C’est une création touchante que cette première sortie officielle du travail solo de Louis Jucker. L’adjectif qui s’impose en effet à l’écoute d’ «Eight Orphan Songs» est: poignant.

Un travail de soi à soi, très intime, mais pourtant éloigné du journal, qui parle de mise à nu avec humilité, en dépit du bagage polyvalent impressionnant du jeune homme. Avec la fraîcheur d’un geste spontané qui s’inscrit plutôt dans l’intériorité que la démonstration, les huit morceaux semblent s’être adaptés à des contraintes de lieu, de temps et d’espace, qui dessinent à l’oreille de l’auditeur un lieu intime et chargé d’émotions. Album très mélodique, pétri de sonorités expérimentales mises sous tension grâce au choix d’une technique d’enregistrement « primitive », par le désormais devenu traditionnel moyen d’expression lo-fi puisé aux racines du rock garage des années soixante, nous sommes bien en présence d’un projet tout sauf aseptisé qui porte avec finesse les valeurs d’une musique indépendante farouchement underground. C’est d’ailleurs dans ce milieu, teinté d’hypercontemporain et d’extrême, que Louis Jucker a développé sa personnalité, sur les bases d’un bagage classique qui l’a naturellement conduit à évoluer vers l’expérimentation et la recherche, par un exercice quotidien d’essais, de fabrication de micros et autres bidouillages, devenu un moyen très personnel pour lui de lutter contre l’art figé. Une esthétique brute qui donne un supplément d’authenticité à ces émotions «orphelines» qui n’habiteront plus ces lieux, qui les ont déjà quittés car toute histoire a une fin et qu’il est déjà temps de s’en aller toucher les gens ailleurs…
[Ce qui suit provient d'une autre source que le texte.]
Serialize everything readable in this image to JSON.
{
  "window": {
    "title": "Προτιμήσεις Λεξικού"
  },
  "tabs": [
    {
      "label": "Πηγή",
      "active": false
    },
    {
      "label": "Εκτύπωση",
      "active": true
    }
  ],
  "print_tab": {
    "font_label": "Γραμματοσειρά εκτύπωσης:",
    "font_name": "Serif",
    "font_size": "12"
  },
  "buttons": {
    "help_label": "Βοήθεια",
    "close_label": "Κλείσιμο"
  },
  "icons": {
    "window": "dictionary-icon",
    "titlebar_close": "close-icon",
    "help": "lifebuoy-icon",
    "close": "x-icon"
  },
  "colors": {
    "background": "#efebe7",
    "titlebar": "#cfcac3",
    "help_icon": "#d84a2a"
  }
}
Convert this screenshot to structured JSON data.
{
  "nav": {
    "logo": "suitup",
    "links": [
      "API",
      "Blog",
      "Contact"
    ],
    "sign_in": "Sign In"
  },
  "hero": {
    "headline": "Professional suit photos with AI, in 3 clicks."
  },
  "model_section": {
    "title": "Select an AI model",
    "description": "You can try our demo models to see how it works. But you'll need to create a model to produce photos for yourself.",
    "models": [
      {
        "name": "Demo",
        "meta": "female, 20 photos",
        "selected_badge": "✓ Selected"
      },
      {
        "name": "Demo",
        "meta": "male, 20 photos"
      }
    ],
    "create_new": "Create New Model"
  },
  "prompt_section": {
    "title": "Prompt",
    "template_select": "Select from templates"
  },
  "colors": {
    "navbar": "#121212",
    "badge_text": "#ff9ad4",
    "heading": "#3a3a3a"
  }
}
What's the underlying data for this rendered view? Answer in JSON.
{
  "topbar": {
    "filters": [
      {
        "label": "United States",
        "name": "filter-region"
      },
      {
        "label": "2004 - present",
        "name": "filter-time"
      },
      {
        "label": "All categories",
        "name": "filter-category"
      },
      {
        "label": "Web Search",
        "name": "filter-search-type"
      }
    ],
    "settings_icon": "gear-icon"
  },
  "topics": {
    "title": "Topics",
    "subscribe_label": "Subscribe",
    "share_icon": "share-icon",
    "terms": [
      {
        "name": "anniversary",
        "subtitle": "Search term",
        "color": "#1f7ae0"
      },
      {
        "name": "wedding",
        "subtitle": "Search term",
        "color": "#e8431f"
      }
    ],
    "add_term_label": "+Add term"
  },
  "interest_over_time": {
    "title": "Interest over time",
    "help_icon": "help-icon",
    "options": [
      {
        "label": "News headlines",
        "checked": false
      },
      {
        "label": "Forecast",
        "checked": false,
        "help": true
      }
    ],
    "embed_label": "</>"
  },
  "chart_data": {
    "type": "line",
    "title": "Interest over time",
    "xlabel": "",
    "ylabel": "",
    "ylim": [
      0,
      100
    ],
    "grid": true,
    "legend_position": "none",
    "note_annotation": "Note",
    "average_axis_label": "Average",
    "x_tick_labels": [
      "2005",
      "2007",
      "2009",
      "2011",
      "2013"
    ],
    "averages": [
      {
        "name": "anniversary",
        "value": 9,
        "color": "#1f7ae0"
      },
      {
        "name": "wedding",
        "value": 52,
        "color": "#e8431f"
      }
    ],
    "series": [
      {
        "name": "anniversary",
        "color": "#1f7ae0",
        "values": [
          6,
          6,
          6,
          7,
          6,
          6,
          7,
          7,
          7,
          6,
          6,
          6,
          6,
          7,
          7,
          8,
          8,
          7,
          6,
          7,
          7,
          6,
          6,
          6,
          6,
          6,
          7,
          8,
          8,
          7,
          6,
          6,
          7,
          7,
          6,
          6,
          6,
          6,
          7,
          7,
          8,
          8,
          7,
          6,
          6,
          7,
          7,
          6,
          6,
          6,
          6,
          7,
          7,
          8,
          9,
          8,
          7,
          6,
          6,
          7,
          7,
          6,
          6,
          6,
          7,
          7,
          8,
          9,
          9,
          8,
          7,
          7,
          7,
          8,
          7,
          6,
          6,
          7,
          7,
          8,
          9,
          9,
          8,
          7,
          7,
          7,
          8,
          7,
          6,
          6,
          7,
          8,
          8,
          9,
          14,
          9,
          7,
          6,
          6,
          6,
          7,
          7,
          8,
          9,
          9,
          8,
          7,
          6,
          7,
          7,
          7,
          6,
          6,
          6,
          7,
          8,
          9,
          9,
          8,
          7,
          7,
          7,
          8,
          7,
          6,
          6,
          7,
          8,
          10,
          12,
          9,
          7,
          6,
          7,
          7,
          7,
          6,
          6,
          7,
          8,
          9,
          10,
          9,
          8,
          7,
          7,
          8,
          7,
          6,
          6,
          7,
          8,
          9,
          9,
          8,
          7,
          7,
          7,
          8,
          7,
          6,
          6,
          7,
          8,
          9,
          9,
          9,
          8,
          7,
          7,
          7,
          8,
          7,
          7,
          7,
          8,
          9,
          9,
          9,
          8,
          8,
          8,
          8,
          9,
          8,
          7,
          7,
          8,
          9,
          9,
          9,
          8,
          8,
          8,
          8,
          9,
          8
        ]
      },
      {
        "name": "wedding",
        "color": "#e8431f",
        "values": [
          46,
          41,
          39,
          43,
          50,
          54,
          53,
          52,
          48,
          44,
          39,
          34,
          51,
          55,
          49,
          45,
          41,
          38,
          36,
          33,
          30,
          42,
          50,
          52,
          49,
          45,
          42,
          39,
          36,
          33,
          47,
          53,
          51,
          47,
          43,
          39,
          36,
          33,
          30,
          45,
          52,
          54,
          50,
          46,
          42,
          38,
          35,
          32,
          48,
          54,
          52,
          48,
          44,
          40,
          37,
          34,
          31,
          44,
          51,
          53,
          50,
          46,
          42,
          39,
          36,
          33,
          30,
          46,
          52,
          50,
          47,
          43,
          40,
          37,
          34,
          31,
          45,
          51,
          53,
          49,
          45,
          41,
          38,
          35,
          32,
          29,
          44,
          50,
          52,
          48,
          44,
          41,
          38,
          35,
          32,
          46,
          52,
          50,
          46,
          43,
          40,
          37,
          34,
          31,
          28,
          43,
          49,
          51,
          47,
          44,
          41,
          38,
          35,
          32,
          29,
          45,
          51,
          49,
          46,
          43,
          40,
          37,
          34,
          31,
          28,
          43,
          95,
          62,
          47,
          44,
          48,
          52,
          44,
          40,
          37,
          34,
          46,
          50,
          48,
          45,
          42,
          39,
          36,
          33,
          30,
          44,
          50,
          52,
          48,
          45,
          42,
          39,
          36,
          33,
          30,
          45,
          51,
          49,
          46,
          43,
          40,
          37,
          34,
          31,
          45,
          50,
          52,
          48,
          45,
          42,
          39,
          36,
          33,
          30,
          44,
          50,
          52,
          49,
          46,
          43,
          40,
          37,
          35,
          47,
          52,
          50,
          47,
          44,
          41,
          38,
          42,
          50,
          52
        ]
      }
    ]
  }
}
Pour une première approche d’une musique plus accessible, plus simple, voire radiophonique, ce qui est une nouveauté dans son parcours, Louis Jucker accouche de textes libres, simples, dans lesquels il y a de la place pour se projeter. L’évocation d’un monde à s’approprier. Ce très bel album n’en reste pas là et se propose en habillage sonore du travail visuel qu’Augustin Rebetez a réalisé pour ce projet. L’artwork d’Eight Orphan Songs est important. Il est question d’un objet d’artistes à voir et à écouter, conçu pour raconter une histoire. Entièrement réalisé à la main — même si cette version limitée est d’ores et déjà introuvable —, cet album est plus qu’un simple prétexte pour mélanger les genres, c’est une œuvre puissamment évocatrice, un témoin de la curiosité et de la créativité sans limites d’artistes à suivre, assurément.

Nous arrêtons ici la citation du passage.